CASTECH utilizes advanced OptoTech ultra-precision CNC grinding and polishing equipment. Guided by measurement data from Taylor Hobson profilometers, CASTECH's engineers persistently push the limits of aspheric surface precision, achieving industry-leading performance across various machining indicators:

​​Table 1. Specifications for CASTECH's Aspheric Products​​

It is noteworthy that for specific client requirements demanding extremely high surface figure accuracy, we can currently achieve a PV/IRR precision of λ/10 (@633nm) through corrective polishing. 

Below are two case of CASTECH's capabilities in CNC precision machining of aspheric products.

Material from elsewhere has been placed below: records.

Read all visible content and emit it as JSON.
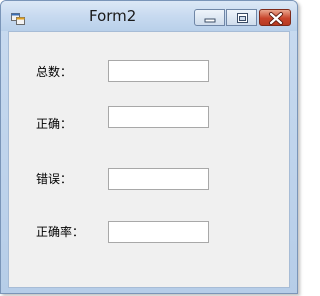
{
  "window": {
    "title": "Form2"
  },
  "icons": {
    "app": "form-icon",
    "minimize": "minimize-icon",
    "maximize": "maximize-icon",
    "close": "close-icon"
  },
  "fields": [
    {
      "label": "总数：",
      "value": ""
    },
    {
      "label": "正确：",
      "value": ""
    },
    {
      "label": "错误：",
      "value": ""
    },
    {
      "label": "正确率：",
      "value": ""
    }
  ]
}
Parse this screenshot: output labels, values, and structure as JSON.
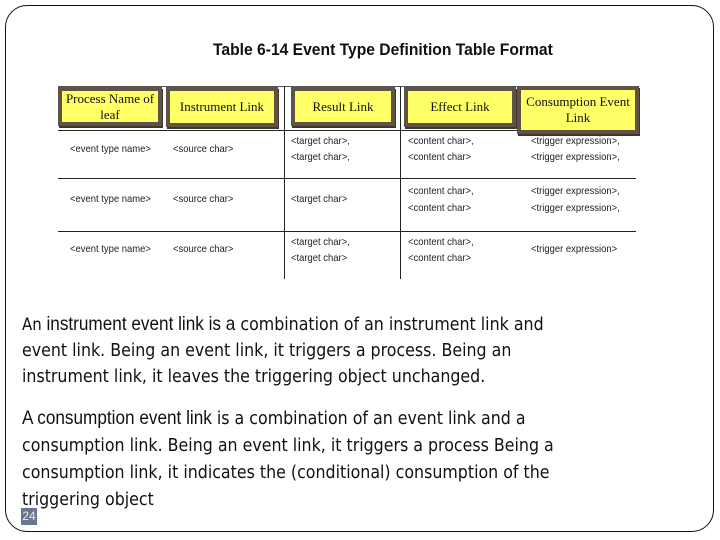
{
  "slide": {
    "table_title": "Table 6-14 Event Type Definition Table Format",
    "table": {
      "headers": [
        "Process Name of leaf",
        "Instrument Link",
        "Result Link",
        "Effect Link",
        "Consumption Event Link"
      ],
      "rows": [
        {
          "event_type": "<event type name>",
          "source": "<source char>",
          "result": [
            "<target char>,",
            "<target char>,"
          ],
          "effect": [
            "<content char>,",
            "<content char>"
          ],
          "consumption": [
            "<trigger expression>,",
            "<trigger expression>,"
          ]
        },
        {
          "event_type": "<event type name>",
          "source": "<source char>",
          "result": [
            "<target char>"
          ],
          "effect": [
            "<content char>,",
            "<content char>"
          ],
          "consumption": [
            "<trigger expression>,",
            "<trigger expression>,"
          ]
        },
        {
          "event_type": "<event type name>",
          "source": "<source char>",
          "result": [
            "<target char>,",
            "<target char>"
          ],
          "effect": [
            "<content char>,",
            "<content char>"
          ],
          "consumption": [
            "<trigger expression>"
          ]
        }
      ]
    },
    "paragraph1": {
      "prefix": "An ",
      "term": "instrument event  link is a",
      "lines": [
        " combination of an instrument link and",
        "event link. Being an event link, it triggers a process. Being an",
        "instrument link, it leaves the triggering object unchanged."
      ]
    },
    "paragraph2": {
      "term": "A consumption event link",
      "lines": [
        " is a combination of an event link and a",
        "consumption link. Being an event link, it triggers a process Being a",
        "consumption link, it indicates the (conditional) consumption of the",
        "triggering object"
      ]
    },
    "page_number": "24"
  }
}
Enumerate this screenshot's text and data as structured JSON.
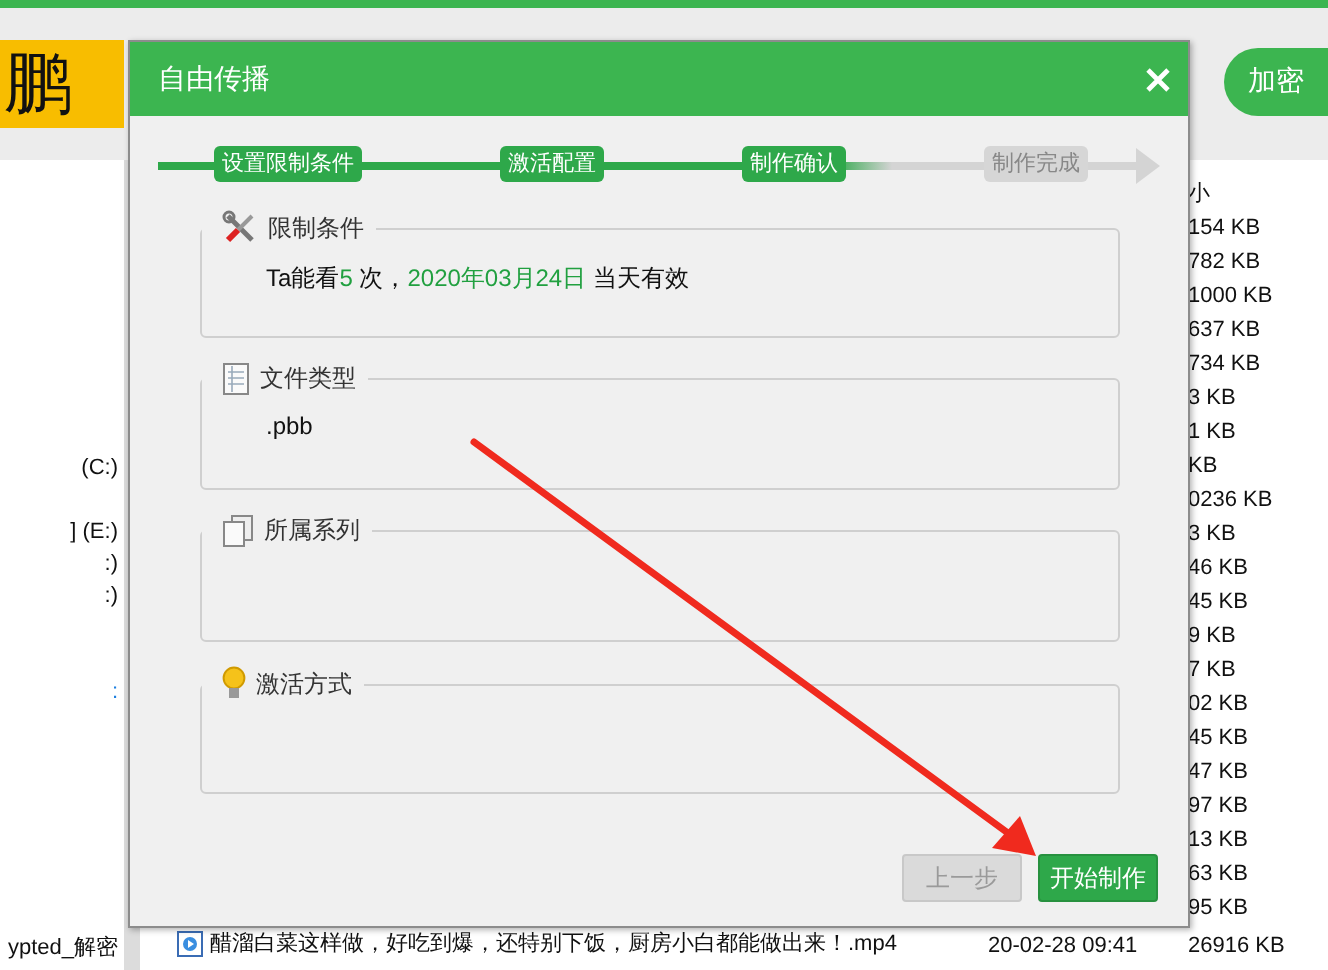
{
  "app": {
    "logo_text": "鹏",
    "action_button": "加密"
  },
  "left_panel": {
    "items": [
      {
        "label": "(C:)",
        "link": false
      },
      {
        "label": "] (E:)",
        "link": false
      },
      {
        "label": ":)",
        "link": false
      },
      {
        "label": ":)",
        "link": false
      },
      {
        "label": ":",
        "link": true
      },
      {
        "label": "ypted_解密",
        "link": false
      }
    ]
  },
  "file_list": {
    "size_header": "小",
    "sizes": [
      "154 KB",
      "782 KB",
      "1000 KB",
      "637 KB",
      "734 KB",
      "3 KB",
      "1 KB",
      "KB",
      "0236 KB",
      "3 KB",
      "46 KB",
      "45 KB",
      "9 KB",
      "7 KB",
      "02 KB",
      "45 KB",
      "47 KB",
      "97 KB",
      "13 KB",
      "63 KB",
      "95 KB"
    ],
    "file_row": {
      "name": "醋溜白菜这样做，好吃到爆，还特别下饭，厨房小白都能做出来！.mp4",
      "modified": "20-02-28 09:41",
      "size": "26916 KB"
    }
  },
  "dialog": {
    "title": "自由传播",
    "steps": [
      {
        "label": "设置限制条件",
        "completed": true
      },
      {
        "label": "激活配置",
        "completed": true
      },
      {
        "label": "制作确认",
        "completed": true
      },
      {
        "label": "制作完成",
        "completed": false
      }
    ],
    "sections": [
      {
        "kind": "limits",
        "title": "限制条件",
        "content": [
          {
            "text": "Ta能看",
            "highlight": false
          },
          {
            "text": "5",
            "highlight": true
          },
          {
            "text": " 次，",
            "highlight": false
          },
          {
            "text": "2020年03月24日",
            "highlight": true
          },
          {
            "text": " 当天有效",
            "highlight": false
          }
        ]
      },
      {
        "kind": "file_type",
        "title": "文件类型",
        "content": [
          {
            "text": ".pbb",
            "highlight": false
          }
        ]
      },
      {
        "kind": "series",
        "title": "所属系列"
      },
      {
        "kind": "activation",
        "title": "激活方式"
      }
    ],
    "buttons": [
      {
        "label": "上一步",
        "disabled": true
      },
      {
        "label": "开始制作",
        "disabled": false
      }
    ]
  }
}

Case 1: High-Precision "Super-Hemisphere"​

As mentioned previously, the "steeper" the aspheric surface, the greater the machining difficulty and the more challenging it is to correct the surface figure. In this case, a "super-hemisphere" with an outer diameter of φ=30mm (Clear Aperture=25.5mm), our team utilized a 2D corrective polishing method to achieve a final surface figure of IRR=0.191 µm. This approach significantly reduces costs compared to 3D polishing processes. This product has now entered batch production. The test report is shown in the figure below:

Figure 6. Test report for the φ=30 mm (CA=25.5 mm) "super-hemisphere" product​​

Case 2: Ultra-Large Aperture with Ultra-High Precision​​

For a parabolic lens with an outer diameter of φ=170 mm and a radius of curvature R=2000 mm, the achieved specifications within the clear aperture (CA=155 mm, central hole φ=20 mm) are a surface figure accuracy of PV/IRR ≈ 70 nm and RMSi = 13 nm. The test report is shown in Figure 7:

Figure 7. Test report for the parabolic lens with φ=170 mm, R=2000 mm​

Reference:

[1]https://www.optotech.de/files/downloads/products/catalogue_consumables_precision_optics_0.pdf

[2]Preston, F.W. (1927) The Theory and Design of Plate Glass Polishing Machines. Journal of the Society of Glass Technology, 11, 214-256.